Adipati Sidik Mangkurat berteriak marah. Minta
agar si orang tua yang tak dikenal mengembalikan
pecut sakti. Tapi sambil tertawa orang tua itu
malah membuka kedok Sidik Mangkurat. Ternyata
pecut itu adalah milik seseorang di negeri
seberang dan selama lima puluh dua purnama
sang Adipati telah menguasai senjata itu secara
tidak syah. Terjadi perang mulut. Si orang tua
menantang. Kalau Sidik Mangkurat memang
inginkan Pecut Sewu Geni maka dia dipersilahkan
mengambil sendiri ke atas pohon.
Dalam keadaan marah besar dan ditantang
begitu rupa di hadapan sekian banyak anak
buahnya Sidik Mangkurat jadi nekad. Dia melesat
ke atas pohon. Namun sekali si orang tua
mengibaskan tangan, sosok Sidik Mangkurat
terpental keras lalu jatuh bergedebuk di tanah.

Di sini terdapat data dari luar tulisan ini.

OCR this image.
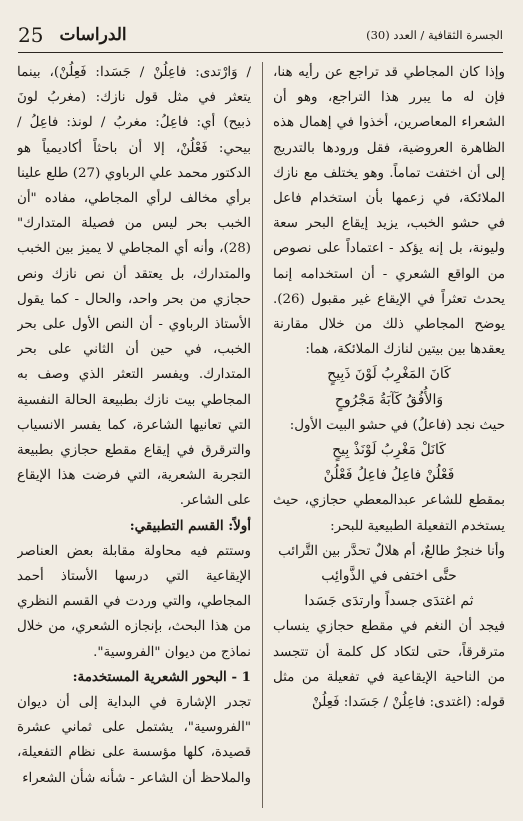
25 الدراسات	الجسرة الثقافية / العدد (30)

وإذا كان المجاطي قد تراجع عن رأيه هنا، فإن له ما يبرر هذا التراجع، وهو أن الشعراء المعاصرين، أخذوا في إهمال هذه الظاهرة العروضية، فقل ورودها بالتدريج إلى أن اختفت تماماً. وهو يختلف مع نازك الملائكة، في زعمها بأن استخدام فاعل في حشو الخبب، يزيد إيقاع البحر سعة وليونة، بل إنه يؤكد - اعتماداً على نصوص من الواقع الشعري - أن استخدامه إنما يحدث تعثراً في الإيقاع غير مقبول (26). يوضح المجاطي ذلك من خلال مقارنة يعقدها بين بيتين لنازك الملائكة، هما:

كَانَ المَغْرِبُ لَوْنَ ذَبِيحٍ

وَالأُفُقُ كَآبَةُ مَجْرُوحٍ

حيث نجد (فاعلُ) في حشو البيت الأول:

كَانَلْ مَغْرِبُ لَوْنَذْ بِيحٍ

فَعْلُنْ فاعِلُ فاعِلُ فَعْلُنْ

بمقطع للشاعر عبدالمعطي حجازي، حيث يستخدم التفعيلة الطبيعية للبحر:

وأنا خنجرٌ طالعٌ، أم هلالٌ تحدَّر بين التَّرائب

حتَّى اختفى في الذَّوائِب

ثم اغتدَى جسداً وارتدَى جَسَدا

فيجد أن النغم في مقطع حجازي ينساب مترقرقاً، حتى لتكاد كل كلمة أن تتجسد من الناحية الإيقاعية في تفعيلة من مثل قوله: (اغتدى: فاعِلُنْ / جَسَدا: فَعِلُنْ

/ وَارْتدى: فاعِلُنْ / جَسَدا: فَعِلُنْ)، بينما يتعثر في مثل قول نازك: (مغربُ لونَ ذبيح) أي: فاعِلُ: مغربُ / لونذ: فاعِلُ / بيحي: فَعْلُنْ، إلا أن باحثاً أكاديمياً هو الدكتور محمد علي الرباوي (27) طلع علينا برأي مخالف لرأي المجاطي، مفاده "أن الخبب بحر ليس من فصيلة المتدارك" (28)، وأنه أي المجاطي لا يميز بين الخبب والمتدارك، بل يعتقد أن نص نازك ونص حجازي من بحر واحد، والحال - كما يقول الأستاذ الرباوي - أن النص الأول على بحر الخبب، في حين أن الثاني على بحر المتدارك. ويفسر التعثر الذي وصف به المجاطي بيت نازك بطبيعة الحالة النفسية التي تعانيها الشاعرة، كما يفسر الانسياب والترقرق في إيقاع مقطع حجازي بطبيعة التجربة الشعرية، التي فرضت هذا الإيقاع على الشاعر.

أولاً: القسم التطبيقي:

وستتم فيه محاولة مقابلة بعض العناصر الإيقاعية التي درسها الأستاذ أحمد المجاطي، والتي وردت في القسم النظري من هذا البحث، بإنجازه الشعري، من خلال نماذج من ديوان "الفروسية".

1 - البحور الشعرية المستخدمة:

تجدر الإشارة في البداية إلى أن ديوان "الفروسية"، يشتمل على ثماني عشرة قصيدة، كلها مؤسسة على نظام التفعيلة، والملاحظ أن الشاعر - شأنه شأن الشعراء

Sadar kalau dia tidak bakal mampu menghadapi
lawan yang begitu tangguh, apa lagi mengha-
rapkan dapat merebut Pecut Sewu Geni kembali,
terbungkuk-bungkuk menahan sakit, Sidik Mang-
kurat bersama anak buahnya segera tinggalkan
tempat itu.
Sebelum pergi kakek berjubah dan bersorban
putih berkilat sempatkan diri menolong Loh Gatra
yang mengalami luka bakar di sekujur tubuh
akibat hantaman cambuk sakti. Pecut Sewu Geni
digantung di depan tubuh Loh Gatra. Lalu si
kakek meniup. Saat itu juga seluruh luka bakar
lenyap. Tubuh Loh Gatra kelihatan seperti tidak
pernah mengalami apa-apa!
"Luar biasa! Kek, kau hebat sekali!" Wiro
memuji sambil garuk-garuk kepala dan menatap
si orang tua.
Yang ditatap balas memandang, sunggingkan
senyum dan kedipkan mata kiri pada murid Sinto
Gendeng. Di lain kejap sekali berkelebat sosoknya
lenyap dalam kegelapan malam.
Wiro leletkan lidah, geleng-gelengkan kepala.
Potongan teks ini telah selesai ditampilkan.